Banks' earnings were crimped for several reasons: The stock market fluctuated wildly, fewer IPOs were filed and companies had less demand for banks' high-priced consulting skills. The financial industry also tends to lay the blame at the feet of increased regulations for banks, such as limits on consumer banking fees. Still, the amount of money banks set aside for compensation has inched up over the past couple of years and now stands at 36 percent of revenue.
While bonuses have traditionally made up the bulk of banking's most eye-popping pay levels, some banks have changed their pay structures to focus more on salary than bonuses. Bonus-based compensation could motivate some employees to take on potentially damaging risks because it prompts them to focus on their own rewards rather than the health of the firm or the financial system overall, say some industry observers such as Nassim Nicholas Taleb, author of "The Black Swan: The Impact of the Highly Improbable.”

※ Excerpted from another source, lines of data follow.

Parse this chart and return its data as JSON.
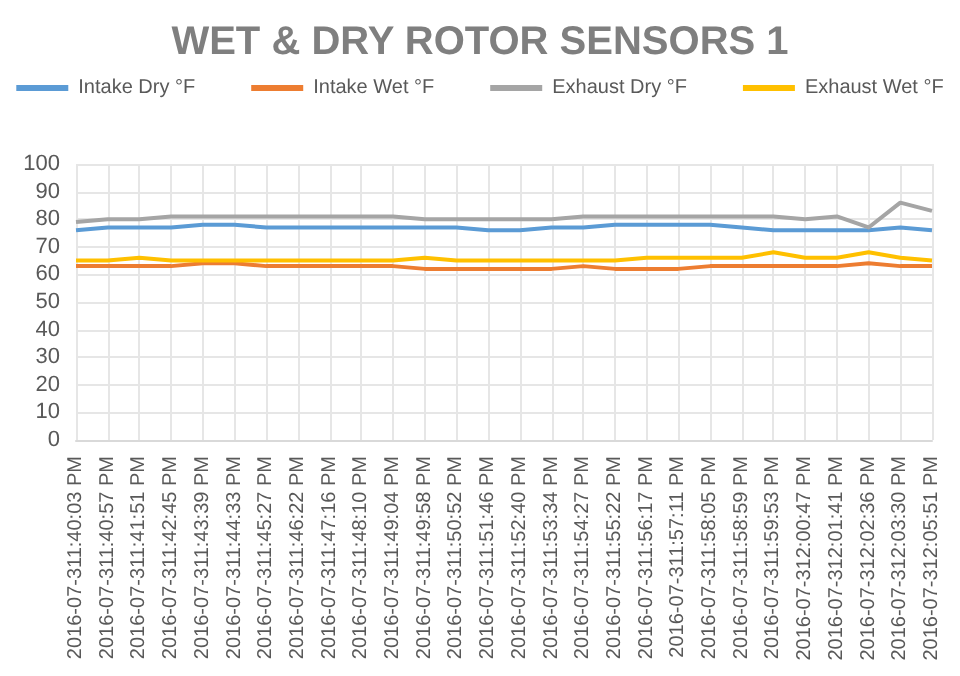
{
  "chart_data": {
    "type": "line",
    "title": "WET & DRY ROTOR SENSORS 1",
    "categories": [
      "2016-07-311:40:03 PM",
      "2016-07-311:40:57 PM",
      "2016-07-311:41:51 PM",
      "2016-07-311:42:45 PM",
      "2016-07-311:43:39 PM",
      "2016-07-311:44:33 PM",
      "2016-07-311:45:27 PM",
      "2016-07-311:46:22 PM",
      "2016-07-311:47:16 PM",
      "2016-07-311:48:10 PM",
      "2016-07-311:49:04 PM",
      "2016-07-311:49:58 PM",
      "2016-07-311:50:52 PM",
      "2016-07-311:51:46 PM",
      "2016-07-311:52:40 PM",
      "2016-07-311:53:34 PM",
      "2016-07-311:54:27 PM",
      "2016-07-311:55:22 PM",
      "2016-07-311:56:17 PM",
      "2016-07-311:57:11 PM",
      "2016-07-311:58:05 PM",
      "2016-07-311:58:59 PM",
      "2016-07-311:59:53 PM",
      "2016-07-312:00:47 PM",
      "2016-07-312:01:41 PM",
      "2016-07-312:02:36 PM",
      "2016-07-312:03:30 PM",
      "2016-07-312:05:51 PM"
    ],
    "series": [
      {
        "name": "Intake Dry °F",
        "color": "#5b9bd5",
        "values": [
          76,
          77,
          77,
          77,
          78,
          78,
          77,
          77,
          77,
          77,
          77,
          77,
          77,
          76,
          76,
          77,
          77,
          78,
          78,
          78,
          78,
          77,
          76,
          76,
          76,
          76,
          77,
          76
        ]
      },
      {
        "name": "Intake Wet °F",
        "color": "#ed7d31",
        "values": [
          63,
          63,
          63,
          63,
          64,
          64,
          63,
          63,
          63,
          63,
          63,
          62,
          62,
          62,
          62,
          62,
          63,
          62,
          62,
          62,
          63,
          63,
          63,
          63,
          63,
          64,
          63,
          63
        ]
      },
      {
        "name": "Exhaust Dry °F",
        "color": "#a5a5a5",
        "values": [
          79,
          80,
          80,
          81,
          81,
          81,
          81,
          81,
          81,
          81,
          81,
          80,
          80,
          80,
          80,
          80,
          81,
          81,
          81,
          81,
          81,
          81,
          81,
          80,
          81,
          77,
          86,
          83
        ]
      },
      {
        "name": "Exhaust Wet °F",
        "color": "#ffc000",
        "values": [
          65,
          65,
          66,
          65,
          65,
          65,
          65,
          65,
          65,
          65,
          65,
          66,
          65,
          65,
          65,
          65,
          65,
          65,
          66,
          66,
          66,
          66,
          68,
          66,
          66,
          68,
          66,
          65
        ]
      }
    ],
    "ylim": [
      0,
      100
    ],
    "yticks": [
      0,
      10,
      20,
      30,
      40,
      50,
      60,
      70,
      80,
      90,
      100
    ],
    "grid": true,
    "legend": "top",
    "marker": "none",
    "line_style": "solid"
  }
}
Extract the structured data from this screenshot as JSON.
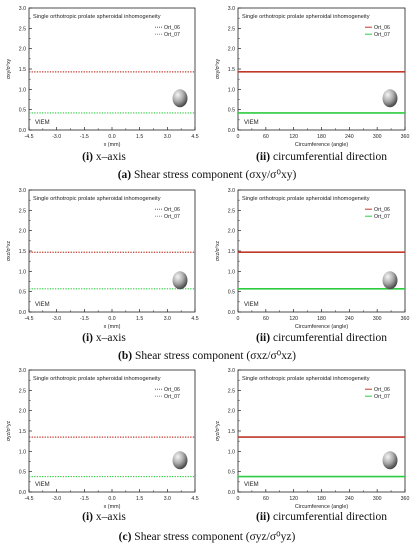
{
  "panels": [
    {
      "row": 0,
      "col": 0,
      "chart_data": {
        "type": "line",
        "title": "Single orthotropic prolate spheroidal inhomogeneity",
        "xlabel": "x (mm)",
        "ylabel": "σxy/σ⁰xy",
        "xlim": [
          -4.5,
          4.5
        ],
        "ylim": [
          0.0,
          3.0
        ],
        "xticks": [
          "-4.5",
          "-3.0",
          "-1.5",
          "0.0",
          "1.5",
          "3.0",
          "4.5"
        ],
        "yticks": [
          "0.0",
          "0.5",
          "1.0",
          "1.5",
          "2.0",
          "2.5",
          "3.0"
        ],
        "legend_position": "top-right",
        "annotation": "VIEM",
        "series": [
          {
            "name": "Ort_06",
            "color": "#c0392b",
            "style": "dotted",
            "x": [
              -4.5,
              4.5
            ],
            "y": [
              1.43,
              1.43
            ]
          },
          {
            "name": "Ort_07",
            "color": "#2ecc40",
            "style": "dotted",
            "x": [
              -4.5,
              4.5
            ],
            "y": [
              0.42,
              0.42
            ]
          }
        ]
      }
    },
    {
      "row": 0,
      "col": 1,
      "chart_data": {
        "type": "line",
        "title": "Single orthotropic prolate spheroidal inhomogeneity",
        "xlabel": "Circumference (angle)",
        "ylabel": "σxy/σ⁰xy",
        "xlim": [
          0,
          360
        ],
        "ylim": [
          0.0,
          3.0
        ],
        "xticks": [
          "0",
          "60",
          "120",
          "180",
          "240",
          "300",
          "360"
        ],
        "yticks": [
          "0.0",
          "0.5",
          "1.0",
          "1.5",
          "2.0",
          "2.5",
          "3.0"
        ],
        "legend_position": "top-right",
        "annotation": "VIEM",
        "series": [
          {
            "name": "Ort_06",
            "color": "#c0392b",
            "style": "solid",
            "x": [
              0,
              360
            ],
            "y": [
              1.43,
              1.43
            ]
          },
          {
            "name": "Ort_07",
            "color": "#2ecc40",
            "style": "solid",
            "x": [
              0,
              360
            ],
            "y": [
              0.42,
              0.42
            ]
          }
        ]
      }
    },
    {
      "row": 1,
      "col": 0,
      "chart_data": {
        "type": "line",
        "title": "Single orthotropic prolate spheroidal inhomogeneity",
        "xlabel": "x (mm)",
        "ylabel": "σxz/σ⁰xz",
        "xlim": [
          -4.5,
          4.5
        ],
        "ylim": [
          0.0,
          3.0
        ],
        "xticks": [
          "-4.5",
          "-3.0",
          "-1.5",
          "0.0",
          "1.5",
          "3.0",
          "4.5"
        ],
        "yticks": [
          "0.0",
          "0.5",
          "1.0",
          "1.5",
          "2.0",
          "2.5",
          "3.0"
        ],
        "legend_position": "top-right",
        "annotation": "VIEM",
        "series": [
          {
            "name": "Ort_06",
            "color": "#c0392b",
            "style": "dotted",
            "x": [
              -4.5,
              4.5
            ],
            "y": [
              1.47,
              1.47
            ]
          },
          {
            "name": "Ort_07",
            "color": "#2ecc40",
            "style": "dotted",
            "x": [
              -4.5,
              4.5
            ],
            "y": [
              0.57,
              0.57
            ]
          }
        ]
      }
    },
    {
      "row": 1,
      "col": 1,
      "chart_data": {
        "type": "line",
        "title": "Single orthotropic prolate spheroidal inhomogeneity",
        "xlabel": "Circumference (angle)",
        "ylabel": "σxz/σ⁰xz",
        "xlim": [
          0,
          360
        ],
        "ylim": [
          0.0,
          3.0
        ],
        "xticks": [
          "0",
          "60",
          "120",
          "180",
          "240",
          "300",
          "360"
        ],
        "yticks": [
          "0.0",
          "0.5",
          "1.0",
          "1.5",
          "2.0",
          "2.5",
          "3.0"
        ],
        "legend_position": "top-right",
        "annotation": "VIEM",
        "series": [
          {
            "name": "Ort_06",
            "color": "#c0392b",
            "style": "solid",
            "x": [
              0,
              360
            ],
            "y": [
              1.47,
              1.47
            ]
          },
          {
            "name": "Ort_07",
            "color": "#2ecc40",
            "style": "solid",
            "x": [
              0,
              360
            ],
            "y": [
              0.57,
              0.57
            ]
          }
        ]
      }
    },
    {
      "row": 2,
      "col": 0,
      "chart_data": {
        "type": "line",
        "title": "Single orthotropic prolate spheroidal inhomogeneity",
        "xlabel": "x (mm)",
        "ylabel": "σyz/σ⁰yz",
        "xlim": [
          -4.5,
          4.5
        ],
        "ylim": [
          0.0,
          3.0
        ],
        "xticks": [
          "-4.5",
          "-3.0",
          "-1.5",
          "0.0",
          "1.5",
          "3.0",
          "4.5"
        ],
        "yticks": [
          "0.0",
          "0.5",
          "1.0",
          "1.5",
          "2.0",
          "2.5",
          "3.0"
        ],
        "legend_position": "top-right",
        "annotation": "VIEM",
        "series": [
          {
            "name": "Ort_06",
            "color": "#c0392b",
            "style": "dotted",
            "x": [
              -4.5,
              4.5
            ],
            "y": [
              1.35,
              1.35
            ]
          },
          {
            "name": "Ort_07",
            "color": "#2ecc40",
            "style": "dotted",
            "x": [
              -4.5,
              4.5
            ],
            "y": [
              0.38,
              0.38
            ]
          }
        ]
      }
    },
    {
      "row": 2,
      "col": 1,
      "chart_data": {
        "type": "line",
        "title": "Single orthotropic prolate spheroidal inhomogeneity",
        "xlabel": "Circumference (angle)",
        "ylabel": "σyz/σ⁰yz",
        "xlim": [
          0,
          360
        ],
        "ylim": [
          0.0,
          3.0
        ],
        "xticks": [
          "0",
          "60",
          "120",
          "180",
          "240",
          "300",
          "360"
        ],
        "yticks": [
          "0.0",
          "0.5",
          "1.0",
          "1.5",
          "2.0",
          "2.5",
          "3.0"
        ],
        "legend_position": "top-right",
        "annotation": "VIEM",
        "series": [
          {
            "name": "Ort_06",
            "color": "#c0392b",
            "style": "solid",
            "x": [
              0,
              360
            ],
            "y": [
              1.35,
              1.35
            ]
          },
          {
            "name": "Ort_07",
            "color": "#2ecc40",
            "style": "solid",
            "x": [
              0,
              360
            ],
            "y": [
              0.38,
              0.38
            ]
          }
        ]
      }
    }
  ],
  "panel_labels": [
    {
      "tag": "(i)",
      "text": "x–axis"
    },
    {
      "tag": "(ii)",
      "text": "circumferential direction"
    }
  ],
  "captions": [
    {
      "tag": "(a)",
      "text": "Shear stress component (σxy/σ⁰xy)"
    },
    {
      "tag": "(b)",
      "text": "Shear stress component (σxz/σ⁰xz)"
    },
    {
      "tag": "(c)",
      "text": "Shear stress component (σyz/σ⁰yz)"
    }
  ]
}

The drop in compensation for 2011 is expected to be so drastic that it's likely some mid-level bank employees will wind up taking home more than the executives to whom they answer, the result of a compensation structure in which top-level workers earn much of their income via bonuses. Banking industry analysts say financial firms might have to adjust to this "new normal" in which the outsized compensation of the mid 2000s is a thing of the past. Some banks are also adjusting by giving out bonuses in stock instead of cash, which could benefit today's recipients in the future. Bank stocks struggled last year, but if the financial sector recovers and share prices increase, those bonuses could be worth more.